Um dos pontos fortes desta coleção é a mistura rica em grafismos, cores e detalhes dos aviamentos que tiram a obviedade dos trajes e ainda prestam homenagem aos dois países, o da marca e o do anfitrião.
A francesa Lacoste criou os looks da delegação de seu país com conjuntos tricoloresFoto: Divulgação
A delegação do Reino Unido, por sua vez, não usará nesta Olimpíada o athleisure de Stella McCartney, que assinava os looks dos britânicos e, agora, cede lugar à grife Ben Sherman. Na toada nacionalista que permeia boa parte dos trajes exibidos nestes Jogos Olímpicos, as cores e as linhas da bandeira foram desmembradas nas peças de pegada sessentista.
No forro das jaquetas, vê-se o leão símbolo nacional e o escrito “força através da unidade”, cujo tom se conecta à saída do Reino Unido da União Europeia, em um brexit acordado em janeiro de 2020 após quatro anos de negociações traumáticas tanto para o bloco quanto para os britânicos. O recado não soaria mais óbvio.
Desenhados pela marca Ben Sherman, os looks do Reino Unido pedem “união”.Foto: Divulgação
Na mesma toada moderninha viajou a delegação do Canadá, para exibir ao mundo uma via estética streetwear que, se por um lado é onipresente nas ruas, nunca havia levado os contornos de roupa urbana aos eventos esportivos.
O país fechou parceria com a loja de departamentos Hudson’s Bay para apresentar uma coleção incomum de jeanswear, cujas jaquetas receberam pichações e causaram um misto de horror e alegria entre os canadenses pelo teor pouco convencional usado na criação das roupas.
Jaqueta do guarda-roupas urbano desenhado pela Hudson’s Bay para a delegação do Canadá.Foto: Divulgação
Poucas nações, porém, expõem a veia nacionalista tão ao pé da letra como faz os Estados Unidos. Em um espetáculo calculado de autossuficiência, os americanos ostentam na cerimônia e em todos os eventos desta Olimpíada as roupas criadas e produzidas pela Ralph Lauren.

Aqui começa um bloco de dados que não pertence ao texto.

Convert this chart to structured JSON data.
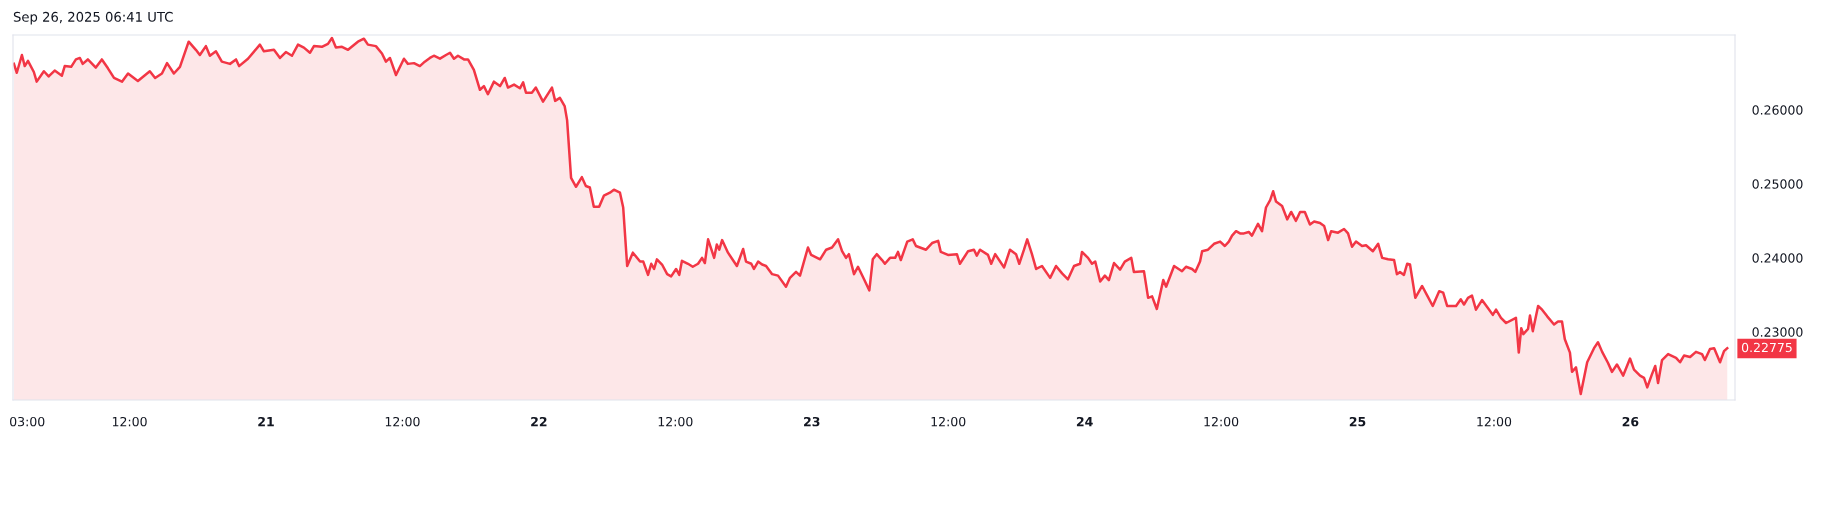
{
  "chart_data": {
    "type": "area",
    "title": "Sep 26, 2025 06:41 UTC",
    "xlim": [
      "2025-09-20T01:45",
      "2025-09-26T09:12"
    ],
    "ylim": [
      0.2208,
      0.2701
    ],
    "xticks": [
      {
        "value": "2025-09-20T03:00",
        "label": "03:00"
      },
      {
        "value": "2025-09-20T12:00",
        "label": "12:00"
      },
      {
        "value": "2025-09-21",
        "label": "21"
      },
      {
        "value": "2025-09-21T12:00",
        "label": "12:00"
      },
      {
        "value": "2025-09-22",
        "label": "22"
      },
      {
        "value": "2025-09-22T12:00",
        "label": "12:00"
      },
      {
        "value": "2025-09-23",
        "label": "23"
      },
      {
        "value": "2025-09-23T12:00",
        "label": "12:00"
      },
      {
        "value": "2025-09-24",
        "label": "24"
      },
      {
        "value": "2025-09-24T12:00",
        "label": "12:00"
      },
      {
        "value": "2025-09-25",
        "label": "25"
      },
      {
        "value": "2025-09-25T12:00",
        "label": "12:00"
      },
      {
        "value": "2025-09-26",
        "label": "26"
      }
    ],
    "yticks": [
      {
        "value": 0.23,
        "label": "0.23000"
      },
      {
        "value": 0.24,
        "label": "0.24000"
      },
      {
        "value": 0.25,
        "label": "0.25000"
      },
      {
        "value": 0.26,
        "label": "0.26000"
      }
    ],
    "annotations": [
      {
        "text": "0.22775",
        "x": "2025-09-26T08:31",
        "y": 0.22775
      }
    ],
    "series": [
      {
        "color": "#f23645",
        "x": [
          "2025-09-20T01:50",
          "2025-09-20T02:05",
          "2025-09-20T02:32",
          "2025-09-20T02:47",
          "2025-09-20T03:04",
          "2025-09-20T03:35",
          "2025-09-20T03:50",
          "2025-09-20T04:28",
          "2025-09-20T04:53",
          "2025-09-20T05:25",
          "2025-09-20T06:03",
          "2025-09-20T06:18",
          "2025-09-20T06:52",
          "2025-09-20T07:17",
          "2025-09-20T07:38",
          "2025-09-20T07:53",
          "2025-09-20T08:20",
          "2025-09-20T09:02",
          "2025-09-20T09:34",
          "2025-09-20T10:06",
          "2025-09-20T10:38",
          "2025-09-20T11:20",
          "2025-09-20T11:52",
          "2025-09-20T12:44",
          "2025-09-20T13:47",
          "2025-09-20T14:15",
          "2025-09-20T14:51",
          "2025-09-20T15:18",
          "2025-09-20T15:54",
          "2025-09-20T16:26",
          "2025-09-20T17:12",
          "2025-09-20T17:50",
          "2025-09-20T18:11",
          "2025-09-20T18:43",
          "2025-09-20T19:04",
          "2025-09-20T19:36",
          "2025-09-20T20:07",
          "2025-09-20T20:50",
          "2025-09-20T21:22",
          "2025-09-20T21:38",
          "2025-09-20T22:25",
          "2025-09-20T23:28",
          "2025-09-20T23:49",
          "2025-09-21T00:42",
          "2025-09-21T01:14",
          "2025-09-21T01:45",
          "2025-09-21T02:17",
          "2025-09-21T02:49",
          "2025-09-21T03:20",
          "2025-09-21T03:52",
          "2025-09-21T04:13",
          "2025-09-21T04:55",
          "2025-09-21T05:27",
          "2025-09-21T05:48",
          "2025-09-21T06:09",
          "2025-09-21T06:41",
          "2025-09-21T07:13",
          "2025-09-21T08:05",
          "2025-09-21T08:37",
          "2025-09-21T08:58",
          "2025-09-21T09:40",
          "2025-09-21T10:12",
          "2025-09-21T10:33",
          "2025-09-21T10:54",
          "2025-09-21T11:26",
          "2025-09-21T12:08",
          "2025-09-21T12:29",
          "2025-09-21T13:01",
          "2025-09-21T13:32",
          "2025-09-21T13:58",
          "2025-09-21T14:25",
          "2025-09-21T14:46",
          "2025-09-21T15:18",
          "2025-09-21T15:50",
          "2025-09-21T16:11",
          "2025-09-21T16:32",
          "2025-09-21T16:53",
          "2025-09-21T17:25",
          "2025-09-21T17:46",
          "2025-09-21T18:17",
          "2025-09-21T18:49",
          "2025-09-21T19:10",
          "2025-09-21T19:31",
          "2025-09-21T20:03",
          "2025-09-21T20:35",
          "2025-09-21T21:00",
          "2025-09-21T21:17",
          "2025-09-21T21:49",
          "2025-09-21T22:20",
          "2025-09-21T22:37",
          "2025-09-21T22:52",
          "2025-09-21T23:23",
          "2025-09-21T23:44",
          "2025-09-22T00:22",
          "2025-09-22T01:09",
          "2025-09-22T01:26",
          "2025-09-22T01:51",
          "2025-09-22T02:16",
          "2025-09-22T02:29",
          "2025-09-22T02:50",
          "2025-09-22T03:16",
          "2025-09-22T03:47",
          "2025-09-22T04:08",
          "2025-09-22T04:29",
          "2025-09-22T04:50",
          "2025-09-22T05:18",
          "2025-09-22T05:43",
          "2025-09-22T06:15",
          "2025-09-22T06:36",
          "2025-09-22T07:08",
          "2025-09-22T07:25",
          "2025-09-22T07:46",
          "2025-09-22T08:16",
          "2025-09-22T08:54",
          "2025-09-22T09:11",
          "2025-09-22T09:36",
          "2025-09-22T09:53",
          "2025-09-22T10:08",
          "2025-09-22T10:23",
          "2025-09-22T10:50",
          "2025-09-22T11:17",
          "2025-09-22T11:38",
          "2025-09-22T12:04",
          "2025-09-22T12:21",
          "2025-09-22T12:35",
          "2025-09-22T13:07",
          "2025-09-22T13:32",
          "2025-09-22T14:00",
          "2025-09-22T14:21",
          "2025-09-22T14:36",
          "2025-09-22T14:53",
          "2025-09-22T15:25",
          "2025-09-22T15:39",
          "2025-09-22T15:52",
          "2025-09-22T16:07",
          "2025-09-22T16:38",
          "2025-09-22T17:25",
          "2025-09-22T17:58",
          "2025-09-22T18:13",
          "2025-09-22T18:41",
          "2025-09-22T18:55",
          "2025-09-22T19:17",
          "2025-09-22T19:38",
          "2025-09-22T19:59",
          "2025-09-22T20:31",
          "2025-09-22T21:02",
          "2025-09-22T21:44",
          "2025-09-22T22:05",
          "2025-09-22T22:37",
          "2025-09-22T22:58",
          "2025-09-22T23:40",
          "2025-09-22T23:57",
          "2025-09-23T00:44",
          "2025-09-23T01:16",
          "2025-09-23T01:47",
          "2025-09-23T02:19",
          "2025-09-23T02:40",
          "2025-09-23T03:01",
          "2025-09-23T03:16",
          "2025-09-23T03:43",
          "2025-09-23T04:04",
          "2025-09-23T04:36",
          "2025-09-23T05:04",
          "2025-09-23T05:22",
          "2025-09-23T05:43",
          "2025-09-23T06:11",
          "2025-09-23T06:26",
          "2025-09-23T06:53",
          "2025-09-23T07:20",
          "2025-09-23T07:35",
          "2025-09-23T07:50",
          "2025-09-23T08:24",
          "2025-09-23T08:53",
          "2025-09-23T09:10",
          "2025-09-23T10:03",
          "2025-09-23T10:35",
          "2025-09-23T11:07",
          "2025-09-23T11:21",
          "2025-09-23T11:59",
          "2025-09-23T12:46",
          "2025-09-23T13:02",
          "2025-09-23T13:45",
          "2025-09-23T14:16",
          "2025-09-23T14:31",
          "2025-09-23T14:48",
          "2025-09-23T15:30",
          "2025-09-23T15:47",
          "2025-09-23T16:08",
          "2025-09-23T16:55",
          "2025-09-23T17:26",
          "2025-09-23T17:58",
          "2025-09-23T18:15",
          "2025-09-23T18:40",
          "2025-09-23T18:57",
          "2025-09-23T19:22",
          "2025-09-23T19:44",
          "2025-09-23T20:15",
          "2025-09-23T20:58",
          "2025-09-23T21:29",
          "2025-09-23T22:01",
          "2025-09-23T22:32",
          "2025-09-23T23:04",
          "2025-09-23T23:36",
          "2025-09-23T23:46",
          "2025-09-24T00:18",
          "2025-09-24T00:39",
          "2025-09-24T00:56",
          "2025-09-24T01:22",
          "2025-09-24T01:47",
          "2025-09-24T02:08",
          "2025-09-24T02:35",
          "2025-09-24T03:07",
          "2025-09-24T03:32",
          "2025-09-24T04:06",
          "2025-09-24T04:20",
          "2025-09-24T05:13",
          "2025-09-24T05:35",
          "2025-09-24T05:56",
          "2025-09-24T06:21",
          "2025-09-24T06:55",
          "2025-09-24T07:10",
          "2025-09-24T07:52",
          "2025-09-24T08:34",
          "2025-09-24T08:55",
          "2025-09-24T09:27",
          "2025-09-24T09:44",
          "2025-09-24T10:09",
          "2025-09-24T10:20",
          "2025-09-24T10:51",
          "2025-09-24T11:23",
          "2025-09-24T11:55",
          "2025-09-24T12:20",
          "2025-09-24T12:41",
          "2025-09-24T12:58",
          "2025-09-24T13:19",
          "2025-09-24T13:40",
          "2025-09-24T14:01",
          "2025-09-24T14:26",
          "2025-09-24T14:43",
          "2025-09-24T15:15",
          "2025-09-24T15:36",
          "2025-09-24T15:57",
          "2025-09-24T16:19",
          "2025-09-24T16:35",
          "2025-09-24T16:50",
          "2025-09-24T17:22",
          "2025-09-24T17:49",
          "2025-09-24T18:10",
          "2025-09-24T18:35",
          "2025-09-24T18:57",
          "2025-09-24T19:22",
          "2025-09-24T19:49",
          "2025-09-24T20:11",
          "2025-09-24T20:42",
          "2025-09-24T21:04",
          "2025-09-24T21:25",
          "2025-09-24T21:41",
          "2025-09-24T22:17",
          "2025-09-24T22:49",
          "2025-09-24T23:10",
          "2025-09-24T23:31",
          "2025-09-24T23:52",
          "2025-09-25T00:24",
          "2025-09-25T00:45",
          "2025-09-25T01:21",
          "2025-09-25T01:49",
          "2025-09-25T02:10",
          "2025-09-25T02:41",
          "2025-09-25T03:13",
          "2025-09-25T03:28",
          "2025-09-25T03:44",
          "2025-09-25T04:05",
          "2025-09-25T04:22",
          "2025-09-25T04:37",
          "2025-09-25T05:05",
          "2025-09-25T05:41",
          "2025-09-25T06:08",
          "2025-09-25T06:37",
          "2025-09-25T07:11",
          "2025-09-25T07:32",
          "2025-09-25T07:53",
          "2025-09-25T08:40",
          "2025-09-25T09:05",
          "2025-09-25T09:22",
          "2025-09-25T09:43",
          "2025-09-25T10:04",
          "2025-09-25T10:25",
          "2025-09-25T10:57",
          "2025-09-25T11:29",
          "2025-09-25T11:54",
          "2025-09-25T12:11",
          "2025-09-25T12:37",
          "2025-09-25T13:04",
          "2025-09-25T13:56",
          "2025-09-25T14:11",
          "2025-09-25T14:24",
          "2025-09-25T14:35",
          "2025-09-25T15:00",
          "2025-09-25T15:10",
          "2025-09-25T15:25",
          "2025-09-25T15:53",
          "2025-09-25T16:14",
          "2025-09-25T16:41",
          "2025-09-25T17:17",
          "2025-09-25T17:38",
          "2025-09-25T17:59",
          "2025-09-25T18:14",
          "2025-09-25T18:41",
          "2025-09-25T18:52",
          "2025-09-25T19:13",
          "2025-09-25T19:38",
          "2025-09-25T20:12",
          "2025-09-25T20:48",
          "2025-09-25T21:09",
          "2025-09-25T21:31",
          "2025-09-25T22:02",
          "2025-09-25T22:23",
          "2025-09-25T22:49",
          "2025-09-25T23:22",
          "2025-09-25T23:58",
          "2025-09-26T00:19",
          "2025-09-26T00:51",
          "2025-09-26T01:12",
          "2025-09-26T01:29",
          "2025-09-26T01:54",
          "2025-09-26T02:11",
          "2025-09-26T02:26",
          "2025-09-26T02:47",
          "2025-09-26T03:19",
          "2025-09-26T04:01",
          "2025-09-26T04:22",
          "2025-09-26T04:43",
          "2025-09-26T05:15",
          "2025-09-26T05:46",
          "2025-09-26T06:18",
          "2025-09-26T06:33",
          "2025-09-26T07:00",
          "2025-09-26T07:22",
          "2025-09-26T07:53",
          "2025-09-26T08:14",
          "2025-09-26T08:31"
        ],
        "values": [
          0.2662,
          0.265,
          0.2674,
          0.2659,
          0.2666,
          0.2651,
          0.2638,
          0.2652,
          0.2645,
          0.2653,
          0.2646,
          0.2659,
          0.2658,
          0.2668,
          0.267,
          0.2662,
          0.2668,
          0.2657,
          0.2668,
          0.2656,
          0.2643,
          0.2638,
          0.2649,
          0.2639,
          0.2652,
          0.2643,
          0.2649,
          0.2663,
          0.2649,
          0.2658,
          0.2692,
          0.2681,
          0.2674,
          0.2686,
          0.2673,
          0.2679,
          0.2665,
          0.2662,
          0.2668,
          0.2659,
          0.2669,
          0.2688,
          0.2679,
          0.2681,
          0.267,
          0.2678,
          0.2673,
          0.2688,
          0.2684,
          0.2677,
          0.2686,
          0.2685,
          0.2689,
          0.2697,
          0.2684,
          0.2685,
          0.2681,
          0.2692,
          0.2696,
          0.2688,
          0.2686,
          0.2676,
          0.2665,
          0.267,
          0.2647,
          0.2669,
          0.2662,
          0.2663,
          0.2659,
          0.2665,
          0.267,
          0.2673,
          0.2669,
          0.2674,
          0.2677,
          0.2669,
          0.2673,
          0.2668,
          0.2668,
          0.2654,
          0.2627,
          0.2632,
          0.2621,
          0.2638,
          0.2632,
          0.2643,
          0.263,
          0.2634,
          0.2629,
          0.2637,
          0.2623,
          0.2623,
          0.263,
          0.2611,
          0.263,
          0.2612,
          0.2616,
          0.2605,
          0.2586,
          0.2508,
          0.2496,
          0.2509,
          0.2497,
          0.2495,
          0.2469,
          0.2469,
          0.2484,
          0.2488,
          0.2492,
          0.2488,
          0.2468,
          0.2389,
          0.2407,
          0.2395,
          0.2395,
          0.2377,
          0.2392,
          0.2385,
          0.2398,
          0.2391,
          0.2378,
          0.2375,
          0.2385,
          0.2377,
          0.2396,
          0.2392,
          0.2388,
          0.2392,
          0.24,
          0.2393,
          0.2425,
          0.24,
          0.2418,
          0.2411,
          0.2424,
          0.2407,
          0.2389,
          0.2412,
          0.2395,
          0.2392,
          0.2385,
          0.2395,
          0.2391,
          0.2389,
          0.2378,
          0.2376,
          0.2361,
          0.2373,
          0.2381,
          0.2376,
          0.2414,
          0.2404,
          0.2398,
          0.2411,
          0.2414,
          0.2425,
          0.2409,
          0.24,
          0.2405,
          0.2378,
          0.2388,
          0.2371,
          0.2356,
          0.2398,
          0.2405,
          0.2397,
          0.2392,
          0.24,
          0.24,
          0.2408,
          0.2397,
          0.2422,
          0.2425,
          0.2416,
          0.2411,
          0.242,
          0.2423,
          0.2408,
          0.2404,
          0.2405,
          0.2392,
          0.2409,
          0.2411,
          0.2403,
          0.2411,
          0.2404,
          0.2392,
          0.2405,
          0.2387,
          0.2411,
          0.2405,
          0.2392,
          0.2411,
          0.2425,
          0.2405,
          0.2385,
          0.2389,
          0.2373,
          0.2389,
          0.2379,
          0.2371,
          0.2389,
          0.2392,
          0.2408,
          0.24,
          0.2392,
          0.2395,
          0.2368,
          0.2376,
          0.237,
          0.2393,
          0.2384,
          0.2395,
          0.24,
          0.2381,
          0.2382,
          0.2346,
          0.2348,
          0.2331,
          0.237,
          0.2361,
          0.2389,
          0.2382,
          0.2388,
          0.2385,
          0.2381,
          0.2395,
          0.2409,
          0.2411,
          0.2419,
          0.2422,
          0.2416,
          0.2422,
          0.243,
          0.2436,
          0.2433,
          0.2433,
          0.2435,
          0.243,
          0.2446,
          0.2436,
          0.2468,
          0.2478,
          0.249,
          0.2476,
          0.247,
          0.2452,
          0.2462,
          0.245,
          0.2462,
          0.2462,
          0.2445,
          0.2449,
          0.2447,
          0.2443,
          0.2424,
          0.2436,
          0.2434,
          0.2439,
          0.2433,
          0.2415,
          0.2422,
          0.2416,
          0.2417,
          0.2409,
          0.2419,
          0.24,
          0.2398,
          0.2397,
          0.2378,
          0.2381,
          0.2377,
          0.2392,
          0.2391,
          0.2346,
          0.2362,
          0.2349,
          0.2335,
          0.2355,
          0.2353,
          0.2335,
          0.2335,
          0.2344,
          0.2337,
          0.2346,
          0.2349,
          0.233,
          0.2343,
          0.2332,
          0.2323,
          0.233,
          0.2319,
          0.2312,
          0.2319,
          0.2272,
          0.2305,
          0.2297,
          0.2304,
          0.2322,
          0.2301,
          0.2335,
          0.233,
          0.2321,
          0.231,
          0.2314,
          0.2314,
          0.229,
          0.2272,
          0.2246,
          0.2252,
          0.2216,
          0.2259,
          0.2278,
          0.2286,
          0.2273,
          0.2258,
          0.2246,
          0.2256,
          0.2241,
          0.2264,
          0.2249,
          0.2241,
          0.2238,
          0.2225,
          0.2243,
          0.2254,
          0.2231,
          0.2262,
          0.227,
          0.2265,
          0.2259,
          0.2268,
          0.2266,
          0.2273,
          0.227,
          0.2262,
          0.2277,
          0.2278,
          0.2259,
          0.2274,
          0.2278
        ]
      }
    ]
  }
}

Talvez a mais americana entre as grifes do país, ela costurou o jogador de polo no peito dos atletas em roupas que remetem à indumentária preppy, a subcultura jovem associada aos uniformes das escolas elementares frequentadas pela elite dos EUA.
No melhor estilo Gossip Girl, a delegação passeará com ternos engomadinhos, cujos materiais carregam uma tecnologia de resfriamento pioneira, a RL Cooling, que regula a temperatura do corpo a depender da temperatura do ambiente.
Atletas exibem o traje desenhado pela Ralpha Lauren que leva a tecnologia de resfriamento RL Cooling.Foto: Divulgação
“À medida que nossos atletas olímpicos e paralímpicos se destacam no cenário global neste verão, estamos orgulhosos de ter o apoio contínuo de uma marca cuja abordagem cuidadosa sobre como podem servir aos nossos atletas beneficia exclusivamente a equipe dos Estados Unidos”, disse o vice-presidente da área de produtos para consumo do comitê americano, Peter Zeytoonjian.
Vale grafar o “exclusivamente” da frase. Afinal, que outra palavra caberia melhor para definir o subtexto desse jogo de poder que é a passarela olímpica?